Wer kündigt, verliert seinen Aufenthaltsstatus

Seit die britische Regierung 2012 die Visabestimmungen für ausländische Hausangestellte geändert hat, ist die Zahl der Fälle angestiegen, in denen sich misshandelte Frauen an Kalayaan wenden. Denn nun ist es den Hausangestellten nicht mehr erlaubt, den Arbeitgeber zu wechseln, selbst dann nicht, wenn sie misshandelt werden. Die Arbeitgeber haben es so leichter, die Angestellten unter Druck zu setzen. "Die Frauen arbeiten ja nicht nur dort, sie leben mit der Familie", sagt Roberts. Wenn sie ihren Arbeitgeber verlassen, verlieren sie nicht nur Arbeit und Wohnung, sondern eben auch ihren Aufenthaltsstatus.

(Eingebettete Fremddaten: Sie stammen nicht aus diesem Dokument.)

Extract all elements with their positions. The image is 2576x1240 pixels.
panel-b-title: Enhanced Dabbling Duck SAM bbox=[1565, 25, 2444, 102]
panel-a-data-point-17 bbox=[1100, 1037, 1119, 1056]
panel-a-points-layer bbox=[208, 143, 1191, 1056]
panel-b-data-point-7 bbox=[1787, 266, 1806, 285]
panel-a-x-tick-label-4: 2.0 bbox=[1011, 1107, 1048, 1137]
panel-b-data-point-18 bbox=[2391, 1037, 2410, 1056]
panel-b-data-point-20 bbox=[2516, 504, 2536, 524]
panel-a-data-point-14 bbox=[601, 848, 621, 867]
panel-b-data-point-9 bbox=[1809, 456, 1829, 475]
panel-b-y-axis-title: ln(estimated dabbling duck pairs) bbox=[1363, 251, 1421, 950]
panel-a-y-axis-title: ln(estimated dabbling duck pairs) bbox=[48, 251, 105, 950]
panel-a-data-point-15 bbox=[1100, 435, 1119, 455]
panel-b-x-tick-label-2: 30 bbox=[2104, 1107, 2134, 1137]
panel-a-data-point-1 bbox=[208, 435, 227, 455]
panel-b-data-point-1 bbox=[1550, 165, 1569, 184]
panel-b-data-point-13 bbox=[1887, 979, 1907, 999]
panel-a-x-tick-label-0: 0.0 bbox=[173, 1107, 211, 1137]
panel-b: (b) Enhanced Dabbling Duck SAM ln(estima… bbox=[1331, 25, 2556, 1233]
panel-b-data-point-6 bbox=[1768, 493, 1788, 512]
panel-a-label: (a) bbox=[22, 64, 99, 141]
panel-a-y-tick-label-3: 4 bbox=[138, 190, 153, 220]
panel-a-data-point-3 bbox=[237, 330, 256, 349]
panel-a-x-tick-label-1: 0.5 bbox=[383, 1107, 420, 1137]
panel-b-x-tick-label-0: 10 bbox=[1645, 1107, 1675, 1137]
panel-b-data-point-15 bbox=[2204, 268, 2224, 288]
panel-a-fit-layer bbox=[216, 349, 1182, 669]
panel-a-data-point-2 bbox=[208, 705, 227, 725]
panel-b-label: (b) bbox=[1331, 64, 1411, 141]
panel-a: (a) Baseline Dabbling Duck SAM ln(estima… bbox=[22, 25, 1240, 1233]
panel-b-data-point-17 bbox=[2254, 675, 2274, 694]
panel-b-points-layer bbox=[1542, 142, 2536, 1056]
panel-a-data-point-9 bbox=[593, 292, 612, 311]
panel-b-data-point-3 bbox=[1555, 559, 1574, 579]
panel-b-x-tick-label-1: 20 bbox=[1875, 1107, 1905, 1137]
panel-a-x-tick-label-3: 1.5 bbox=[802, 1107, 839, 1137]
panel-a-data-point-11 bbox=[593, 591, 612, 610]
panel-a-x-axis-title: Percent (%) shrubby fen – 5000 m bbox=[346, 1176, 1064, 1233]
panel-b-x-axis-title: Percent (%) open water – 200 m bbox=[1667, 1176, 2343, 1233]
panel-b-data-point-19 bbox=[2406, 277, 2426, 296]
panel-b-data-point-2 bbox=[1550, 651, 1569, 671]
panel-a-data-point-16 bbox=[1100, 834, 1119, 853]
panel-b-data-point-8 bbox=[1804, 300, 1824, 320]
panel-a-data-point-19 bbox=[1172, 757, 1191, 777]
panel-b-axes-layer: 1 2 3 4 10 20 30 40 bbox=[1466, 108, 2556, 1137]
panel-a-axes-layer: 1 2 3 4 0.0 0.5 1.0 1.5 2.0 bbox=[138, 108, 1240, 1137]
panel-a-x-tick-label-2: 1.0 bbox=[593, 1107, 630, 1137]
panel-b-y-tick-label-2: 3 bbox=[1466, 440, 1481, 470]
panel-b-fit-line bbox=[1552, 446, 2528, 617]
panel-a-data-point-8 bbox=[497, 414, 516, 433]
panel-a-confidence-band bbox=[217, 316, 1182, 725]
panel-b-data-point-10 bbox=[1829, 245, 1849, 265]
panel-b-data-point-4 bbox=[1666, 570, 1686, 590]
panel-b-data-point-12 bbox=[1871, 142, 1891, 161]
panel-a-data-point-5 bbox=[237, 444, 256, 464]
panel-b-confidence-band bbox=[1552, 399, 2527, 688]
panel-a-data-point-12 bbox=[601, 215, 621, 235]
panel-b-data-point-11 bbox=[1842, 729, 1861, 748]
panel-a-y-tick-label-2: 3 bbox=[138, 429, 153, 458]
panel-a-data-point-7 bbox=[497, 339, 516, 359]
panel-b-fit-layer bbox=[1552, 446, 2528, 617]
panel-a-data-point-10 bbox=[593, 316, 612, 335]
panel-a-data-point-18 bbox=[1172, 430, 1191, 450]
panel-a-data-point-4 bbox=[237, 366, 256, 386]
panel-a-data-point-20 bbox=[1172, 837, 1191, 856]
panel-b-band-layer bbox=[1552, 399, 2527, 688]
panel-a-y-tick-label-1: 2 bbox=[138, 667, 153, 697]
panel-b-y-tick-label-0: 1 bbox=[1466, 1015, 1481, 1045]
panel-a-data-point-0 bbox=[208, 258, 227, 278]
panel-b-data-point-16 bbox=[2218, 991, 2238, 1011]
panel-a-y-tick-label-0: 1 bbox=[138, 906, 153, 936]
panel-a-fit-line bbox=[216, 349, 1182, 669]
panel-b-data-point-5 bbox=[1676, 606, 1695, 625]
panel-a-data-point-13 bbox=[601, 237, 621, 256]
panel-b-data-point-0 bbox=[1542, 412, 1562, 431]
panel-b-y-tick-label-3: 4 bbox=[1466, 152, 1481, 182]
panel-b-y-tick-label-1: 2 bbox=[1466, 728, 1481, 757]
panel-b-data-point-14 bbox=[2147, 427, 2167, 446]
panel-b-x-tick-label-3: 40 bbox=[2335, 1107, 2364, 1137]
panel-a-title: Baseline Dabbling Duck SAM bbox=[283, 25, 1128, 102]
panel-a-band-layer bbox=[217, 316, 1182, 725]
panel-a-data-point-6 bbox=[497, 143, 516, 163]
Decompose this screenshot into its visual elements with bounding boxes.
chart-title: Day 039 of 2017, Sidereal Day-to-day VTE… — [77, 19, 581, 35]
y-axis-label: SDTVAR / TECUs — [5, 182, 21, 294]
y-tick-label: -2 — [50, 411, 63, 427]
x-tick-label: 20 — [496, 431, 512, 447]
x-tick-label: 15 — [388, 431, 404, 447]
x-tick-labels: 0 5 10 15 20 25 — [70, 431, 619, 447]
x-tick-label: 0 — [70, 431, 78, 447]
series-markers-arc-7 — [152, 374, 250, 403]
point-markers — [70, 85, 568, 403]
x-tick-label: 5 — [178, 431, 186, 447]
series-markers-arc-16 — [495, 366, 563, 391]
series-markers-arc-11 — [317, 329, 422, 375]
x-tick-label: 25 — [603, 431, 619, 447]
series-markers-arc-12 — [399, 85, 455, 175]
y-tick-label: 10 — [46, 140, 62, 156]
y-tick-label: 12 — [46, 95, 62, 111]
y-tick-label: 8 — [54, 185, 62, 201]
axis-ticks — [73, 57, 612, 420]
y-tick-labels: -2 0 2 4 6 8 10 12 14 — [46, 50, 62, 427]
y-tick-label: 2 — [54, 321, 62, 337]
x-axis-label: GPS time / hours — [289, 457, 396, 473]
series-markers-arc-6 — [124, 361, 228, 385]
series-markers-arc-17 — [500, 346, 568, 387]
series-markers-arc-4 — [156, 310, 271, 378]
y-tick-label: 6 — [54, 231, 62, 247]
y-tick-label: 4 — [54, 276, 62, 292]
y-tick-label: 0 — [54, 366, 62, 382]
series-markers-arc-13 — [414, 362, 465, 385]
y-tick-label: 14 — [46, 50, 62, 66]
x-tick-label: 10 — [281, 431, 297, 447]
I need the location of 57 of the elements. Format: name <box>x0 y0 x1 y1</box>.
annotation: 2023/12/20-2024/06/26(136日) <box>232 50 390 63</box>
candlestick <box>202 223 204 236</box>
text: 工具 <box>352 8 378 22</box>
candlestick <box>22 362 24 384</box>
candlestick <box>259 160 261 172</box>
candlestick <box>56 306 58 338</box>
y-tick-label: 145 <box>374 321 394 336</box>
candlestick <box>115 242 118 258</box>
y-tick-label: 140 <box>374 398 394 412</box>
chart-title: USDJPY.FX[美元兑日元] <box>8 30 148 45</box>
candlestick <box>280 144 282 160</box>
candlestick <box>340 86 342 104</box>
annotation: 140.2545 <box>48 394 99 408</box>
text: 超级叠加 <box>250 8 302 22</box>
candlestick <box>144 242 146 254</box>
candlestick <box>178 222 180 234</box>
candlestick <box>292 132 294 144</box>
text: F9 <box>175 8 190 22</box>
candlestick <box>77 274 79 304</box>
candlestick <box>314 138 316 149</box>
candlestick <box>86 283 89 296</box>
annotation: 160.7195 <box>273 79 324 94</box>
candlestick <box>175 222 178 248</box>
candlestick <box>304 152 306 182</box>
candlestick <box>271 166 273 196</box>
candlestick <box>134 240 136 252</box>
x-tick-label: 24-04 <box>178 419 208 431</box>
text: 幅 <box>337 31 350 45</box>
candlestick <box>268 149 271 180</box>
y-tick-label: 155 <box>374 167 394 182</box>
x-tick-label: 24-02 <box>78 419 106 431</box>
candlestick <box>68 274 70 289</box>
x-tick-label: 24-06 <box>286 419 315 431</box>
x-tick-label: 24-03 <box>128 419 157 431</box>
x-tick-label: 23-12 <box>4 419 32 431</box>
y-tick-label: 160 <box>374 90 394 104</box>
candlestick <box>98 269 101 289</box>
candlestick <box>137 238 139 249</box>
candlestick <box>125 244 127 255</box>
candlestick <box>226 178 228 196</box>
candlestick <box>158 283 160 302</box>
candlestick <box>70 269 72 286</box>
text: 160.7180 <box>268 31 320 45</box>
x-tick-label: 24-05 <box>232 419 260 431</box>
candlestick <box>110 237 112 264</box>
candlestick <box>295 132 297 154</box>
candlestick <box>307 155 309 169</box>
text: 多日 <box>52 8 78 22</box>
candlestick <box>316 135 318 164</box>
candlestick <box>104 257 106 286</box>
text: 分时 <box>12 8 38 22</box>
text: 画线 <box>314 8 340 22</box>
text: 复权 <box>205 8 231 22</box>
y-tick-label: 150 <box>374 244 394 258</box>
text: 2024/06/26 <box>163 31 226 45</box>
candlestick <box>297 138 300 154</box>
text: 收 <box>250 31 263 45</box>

Genau dagegen regt sich Widerstand. Mitte Juni haben Hausangestellte, Gewerkschaften und Hilfsorganisationen an der Downing Street demonstriert und eine Petition überreicht, die ein Ende der Arbeitgeberbindung für die Frauen fordert. "Viele kommen aus sehr armen Verhältnissen und brauchen das Geld dringend, um ihre Familien daheim zu ernähren," sagt Kate Roberts. "Früher haben wir in Fällen von Misshandlungen die Polizei gerufen und versucht, für die Frauen eine neue Arbeitsstelle zu finden", sagt sie. Aber das ginge nicht mehr, denn sobald die Frauen weglaufen, ist ihr Visum ungültig. "Nur in Fällen von Menschenhandel können wir etwas für die Frauen tun, denn dann greifen Opferschutzgesetze." Dabei sei die Rückkehr ins Heimatland oft gar keine Option. "Die Frauen kommen dann also in ihr Land zurück und sind schlechter dran als vorher."